You do have good taste, congrats.


----------



## badfrog (Feb 25, 2010)

I love chipotles! I love that somewhere in this great country of ours someone is growing Romas in February...(I can tell you that is NOT happening here in mid Tennessee!!!)

Great looking sauce...I bet it would pressure can nicely for sending a pint sample to TN!!!!


----------



## tjohnson (Feb 27, 2010)

Rob.....WTF!

We won't get ROMAS like that until August!

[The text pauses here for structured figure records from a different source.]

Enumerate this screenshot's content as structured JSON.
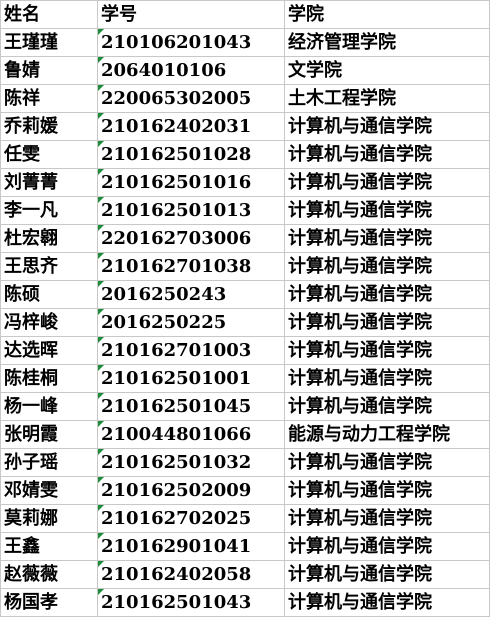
{
  "table": {
    "header": [
      "姓名",
      "学号",
      "学院"
    ],
    "rows": [
      [
        "王瑾瑾",
        "210106201043",
        "经济管理学院"
      ],
      [
        "鲁婧",
        "2064010106",
        "文学院"
      ],
      [
        "陈祥",
        "220065302005",
        "土木工程学院"
      ],
      [
        "乔莉媛",
        "210162402031",
        "计算机与通信学院"
      ],
      [
        "任雯",
        "210162501028",
        "计算机与通信学院"
      ],
      [
        "刘菁菁",
        "210162501016",
        "计算机与通信学院"
      ],
      [
        "李一凡",
        "210162501013",
        "计算机与通信学院"
      ],
      [
        "杜宏翱",
        "220162703006",
        "计算机与通信学院"
      ],
      [
        "王思齐",
        "210162701038",
        "计算机与通信学院"
      ],
      [
        "陈硕",
        "2016250243",
        "计算机与通信学院"
      ],
      [
        "冯梓峻",
        "2016250225",
        "计算机与通信学院"
      ],
      [
        "达选晖",
        "210162701003",
        "计算机与通信学院"
      ],
      [
        "陈桂桐",
        "210162501001",
        "计算机与通信学院"
      ],
      [
        "杨一峰",
        "210162501045",
        "计算机与通信学院"
      ],
      [
        "张明霞",
        "210044801066",
        "能源与动力工程学院"
      ],
      [
        "孙子瑶",
        "210162501032",
        "计算机与通信学院"
      ],
      [
        "邓婧雯",
        "210162502009",
        "计算机与通信学院"
      ],
      [
        "莫莉娜",
        "210162702025",
        "计算机与通信学院"
      ],
      [
        "王鑫",
        "210162901041",
        "计算机与通信学院"
      ],
      [
        "赵薇薇",
        "210162402058",
        "计算机与通信学院"
      ],
      [
        "杨国孝",
        "210162501043",
        "计算机与通信学院"
      ]
    ]
  }
}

Does your garden ever quit?


TJ


----------



## chefrob (Feb 28, 2010)

never done any canning..........got it frozen in icecube form.


----------



## chefrob (Feb 28, 2010)

in august it is as crispy as bacon.........


----------



## rdknb (Feb 28, 2010)

I look outside and just see snow or really snirt


----------



## fourthwind (Feb 28, 2010)

First thing I did was look at the date of the post, then where you were from..    Then I looked outside and my tomato cages under six inches of snow.  LOL  you basterd!  Would love some fresh produce right now!

Great looking sauce


----------



## tjohnson (Feb 28, 2010)

Closest we get to "Fresh Produce" this time of year, is the gassed crap that comes from Mexico and South America!

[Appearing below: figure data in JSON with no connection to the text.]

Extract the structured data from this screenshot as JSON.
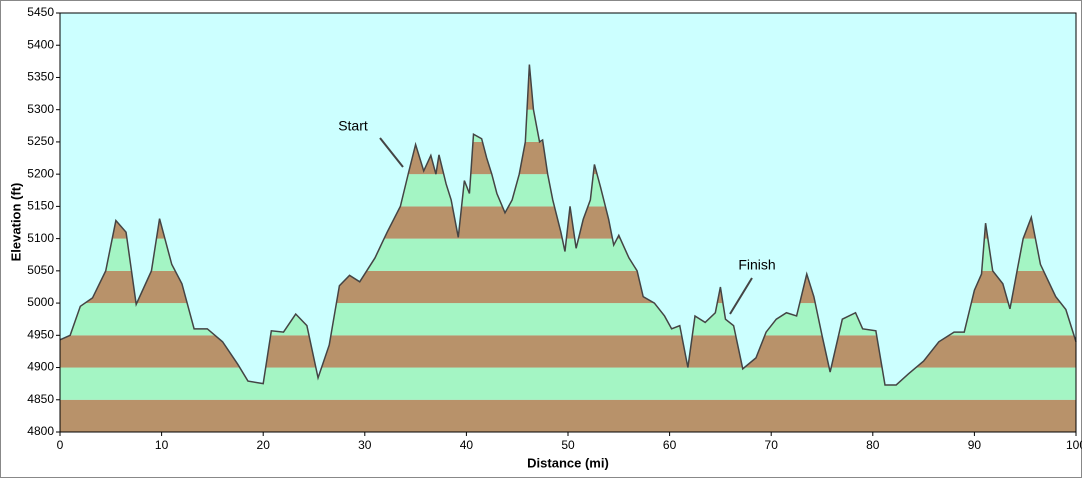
{
  "chart_data": {
    "type": "area",
    "x_label": "Distance   (mi)",
    "y_label": "Elevation (ft)",
    "xlim": [
      0,
      100
    ],
    "ylim": [
      4800,
      5450
    ],
    "xticks": [
      0,
      10,
      20,
      30,
      40,
      50,
      60,
      70,
      80,
      90,
      100
    ],
    "yticks": [
      4800,
      4850,
      4900,
      4950,
      5000,
      5050,
      5100,
      5150,
      5200,
      5250,
      5300,
      5350,
      5400,
      5450
    ],
    "background": "#ccffff",
    "band_colors": [
      "#b8926a",
      "#a4f5c4"
    ],
    "line_color": "#444444",
    "x": [
      0,
      1,
      2,
      3.2,
      4.5,
      5.5,
      6.5,
      7.5,
      9,
      9.8,
      11,
      12,
      13.2,
      14.5,
      16,
      17.5,
      18.5,
      20,
      20.8,
      22,
      23.2,
      24.3,
      25.4,
      26.5,
      27.5,
      28.5,
      29.5,
      31,
      32.2,
      33.5,
      34.3,
      35,
      35.8,
      36.5,
      37,
      37.3,
      38,
      38.5,
      39.2,
      39.8,
      40.3,
      40.7,
      41.5,
      42,
      42.5,
      43,
      43.8,
      44.5,
      45.2,
      45.8,
      46.2,
      46.6,
      47.2,
      47.5,
      48,
      48.5,
      49.3,
      49.7,
      50.2,
      50.8,
      51.5,
      52.2,
      52.6,
      53.2,
      54,
      54.5,
      55,
      56,
      56.8,
      57.4,
      58.5,
      59.5,
      60.2,
      61,
      61.8,
      62.5,
      63.5,
      64.5,
      65,
      65.5,
      66.3,
      67.2,
      68.5,
      69.5,
      70.5,
      71.5,
      72.5,
      73.5,
      74.2,
      75,
      75.8,
      77,
      78.3,
      79,
      80.3,
      81.2,
      82.3,
      83.5,
      85,
      86.5,
      88,
      89,
      90,
      90.7,
      91.1,
      91.8,
      92.8,
      93.5,
      94.2,
      94.8,
      95.6,
      96.5,
      98,
      99,
      100
    ],
    "values": [
      4943,
      4950,
      4995,
      5008,
      5050,
      5128,
      5110,
      4998,
      5050,
      5131,
      5060,
      5030,
      4960,
      4960,
      4940,
      4905,
      4879,
      4875,
      4957,
      4955,
      4983,
      4965,
      4884,
      4935,
      5027,
      5043,
      5033,
      5070,
      5110,
      5150,
      5202,
      5246,
      5205,
      5229,
      5200,
      5230,
      5185,
      5160,
      5102,
      5190,
      5170,
      5262,
      5255,
      5225,
      5200,
      5170,
      5140,
      5160,
      5200,
      5250,
      5370,
      5300,
      5250,
      5253,
      5200,
      5160,
      5110,
      5080,
      5150,
      5085,
      5130,
      5160,
      5215,
      5180,
      5130,
      5090,
      5105,
      5070,
      5050,
      5010,
      5000,
      4980,
      4960,
      4965,
      4900,
      4980,
      4970,
      4985,
      5025,
      4975,
      4965,
      4898,
      4915,
      4955,
      4975,
      4985,
      4980,
      5045,
      5010,
      4950,
      4893,
      4975,
      4985,
      4960,
      4957,
      4873,
      4873,
      4890,
      4910,
      4940,
      4955,
      4955,
      5020,
      5045,
      5124,
      5050,
      5030,
      4991,
      5050,
      5100,
      5133,
      5060,
      5010,
      4990,
      4940
    ],
    "annotations": [
      {
        "text": "Start"
      },
      {
        "text": "Finish"
      }
    ]
  }
}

I freeze spaghetti sauce and it works out great.  Never thought about smoking tomatoes, making sauce and freezing it in ice cube trays.

How long do you smoke the tomatoes?

Thanks for the idea Rob!


Todd


----------



## chefrob (Feb 28, 2010)

i think i smoked everything for about an hour and a half to 2 hrs.


----------



## mballi3011 (Feb 28, 2010)

Man oh Man thats a nice looking garden and in the winter time too. Greta job on the garden and that sauce looks awesome too. I have heard of the ice tray trick before and it works really good too.


----------



## chefrob (Feb 28, 2010)

first time using the icetray method and i like it......i just vacpacked in bigger bags so i can reseal.


----------